The Smithsonian was acutely embarrassed after it removed a video made by the late David Wojnarowicz — mourning the death from AIDS of artist and close friend Peter Hujar — from an exhibition at the National Portrait Gallery. The video was part of the critically acclaimed “Hide/Seek” show that was the first staging of a collection of gay-inspired art by a major museum. The move, coming amidst outcry from Republicans and the militantly anti-gay Catholic League over the use of a crucifix in the video, was widely denounced in the art world as craven. James T. Bartlett, a commissioner on the Smithsonian's advisory board, resigned in protest.

Only the repeal of Don't Ask Don't Tell (DADT) — coming in the last days of Congress' lame duck session, can compete with the anti-suicide movement for its positive effect on the lives of LGBT community. Aaron Belkin, a leader in the struggle for repeal as director of the University of California, Santa Barbara's Palm Center research institute, said that repeal “ushers in a new era in which the largest employer in the United States treats gays and lesbians like human beings.”

Outside of ending DADT, the biggest government action this past year came in the federal courts. For years, the LGBT community has battled the anti-gay military policy as well as the federal Defense of Marriage Act (DOMA) as two odious example of the US government asserting an affirmative obligation to discriminate against the gay community. In cases brought by the Log Cabin Republicans against DADT, by the Commonwealth of Massachusetts and gay and lesbian couples married there against DOMA, and by the City of San Francisco and couples denied the right to marry in California against Proposition 8, federal district court judges sided with the LGBT community.

The DADT victory may well prove moot if the military and the president move expeditiously to certify that the armed forces are fully prepared to let the old policy die, but the principles articulated there are important nonetheless. As the DOMA and Prop 8 cases wend there way up the federal court system, profound game changers could be in the offing.

The biggest disappointment of 2010 was undoubtedly the slow death of the Employment Non-Discrimination Act in Congress, a measure that could not even advance in the House, where the institutional barrier of the filibuster that slows down legislation in the Senate does not exist. ENDA's primary boosters in the House argued that the inclusion of protections for transgender Americans opened up the possibility of Republicans adding poison pill amendments effectively killing the bill during floor debate.

Obama, with the opportunity to sign repeal of Don't Ask, Don't Tell just days before Christmas, surely ended the year in a stronger position with LGBT voters than could have been predicted at the time of the midterm Democratic losses in November.
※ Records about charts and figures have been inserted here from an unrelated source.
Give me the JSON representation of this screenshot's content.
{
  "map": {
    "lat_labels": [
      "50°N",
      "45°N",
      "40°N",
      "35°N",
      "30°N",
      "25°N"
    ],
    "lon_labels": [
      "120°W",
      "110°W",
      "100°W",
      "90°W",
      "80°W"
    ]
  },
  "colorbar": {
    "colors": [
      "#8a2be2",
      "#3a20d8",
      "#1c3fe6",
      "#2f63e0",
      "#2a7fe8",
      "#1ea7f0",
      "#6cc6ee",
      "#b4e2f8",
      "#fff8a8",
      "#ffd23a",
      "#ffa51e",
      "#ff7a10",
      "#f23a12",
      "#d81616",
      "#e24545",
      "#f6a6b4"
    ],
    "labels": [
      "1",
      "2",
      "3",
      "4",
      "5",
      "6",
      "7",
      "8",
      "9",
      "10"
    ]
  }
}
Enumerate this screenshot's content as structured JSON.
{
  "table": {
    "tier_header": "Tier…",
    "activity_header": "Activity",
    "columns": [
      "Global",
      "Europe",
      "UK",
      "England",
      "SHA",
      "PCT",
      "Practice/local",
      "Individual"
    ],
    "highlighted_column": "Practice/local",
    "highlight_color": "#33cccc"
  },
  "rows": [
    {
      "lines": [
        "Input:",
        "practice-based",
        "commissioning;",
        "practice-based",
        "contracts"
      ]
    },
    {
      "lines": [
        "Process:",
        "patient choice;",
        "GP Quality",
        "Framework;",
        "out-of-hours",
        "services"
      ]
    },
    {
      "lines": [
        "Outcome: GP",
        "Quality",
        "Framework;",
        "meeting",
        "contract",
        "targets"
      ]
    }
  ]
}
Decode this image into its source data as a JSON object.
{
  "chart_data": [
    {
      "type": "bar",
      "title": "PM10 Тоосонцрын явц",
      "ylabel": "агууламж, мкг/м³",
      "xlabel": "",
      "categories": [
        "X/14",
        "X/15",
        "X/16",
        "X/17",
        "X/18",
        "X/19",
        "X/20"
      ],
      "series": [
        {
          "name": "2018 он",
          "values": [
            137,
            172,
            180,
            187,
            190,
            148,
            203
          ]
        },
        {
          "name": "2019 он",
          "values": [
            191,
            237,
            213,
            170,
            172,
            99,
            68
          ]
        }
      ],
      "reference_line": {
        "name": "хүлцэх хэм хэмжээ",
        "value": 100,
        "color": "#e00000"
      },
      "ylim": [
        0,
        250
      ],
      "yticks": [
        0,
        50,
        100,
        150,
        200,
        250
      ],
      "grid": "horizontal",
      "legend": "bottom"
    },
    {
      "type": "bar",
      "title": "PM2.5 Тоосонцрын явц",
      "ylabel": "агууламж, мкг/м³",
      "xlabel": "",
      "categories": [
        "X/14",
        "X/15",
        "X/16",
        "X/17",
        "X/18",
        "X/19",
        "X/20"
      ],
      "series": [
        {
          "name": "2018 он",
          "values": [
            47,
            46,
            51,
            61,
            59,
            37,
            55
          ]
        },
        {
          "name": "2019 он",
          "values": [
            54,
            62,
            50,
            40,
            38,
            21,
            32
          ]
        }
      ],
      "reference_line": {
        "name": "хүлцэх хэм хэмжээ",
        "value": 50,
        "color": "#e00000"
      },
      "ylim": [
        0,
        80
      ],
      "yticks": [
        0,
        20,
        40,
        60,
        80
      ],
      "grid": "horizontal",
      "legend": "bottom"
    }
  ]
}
The gays in the military issue got the better of Bill Clinton; the current president, in contrast, delivered on his 2008 promise to end the policy. Prior to the DADT victory, Obama had only the 2009 hate crimes law and a string of executive department initiatives to his credit. The president's executive orders and other administrative actions were not insignificant; they ended the ban on HIV-positive travelers entering the US; opened up same-sex partner visitation rights at nearly all American hospitals; eliminated the requirement that transgender passport holders produce evidence of sex reassignment to change the gender indicated; and extended some partnership benefits to federal employees in same-sex relationship.

Most LGBT Americans, however, remained dubious that all that added up to “change we can believe in.”
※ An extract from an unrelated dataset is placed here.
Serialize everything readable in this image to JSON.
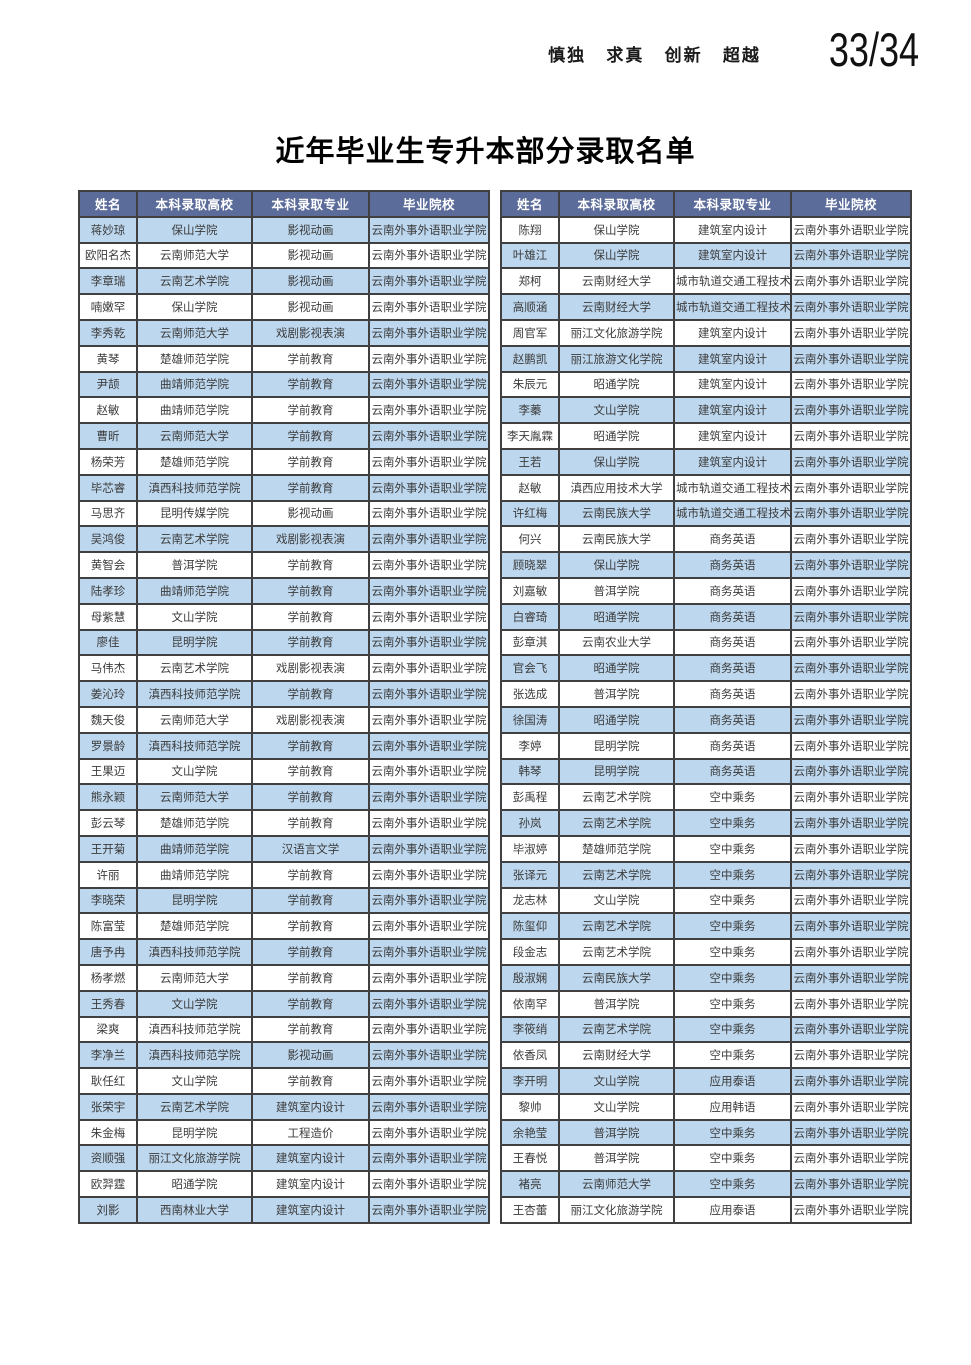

As Obama looks to re-energizing his base for 2012, while Republicans work assiduously to frustrate his efforts in the House, the question will be whether his record to date, even including the DADT victory, will be enough to motivate significant gay turnout for his reelection. Time will tell if the president decides that his professed “evolving” view on marriage equality will have to fully mature in time to stir the crowds for one more victory.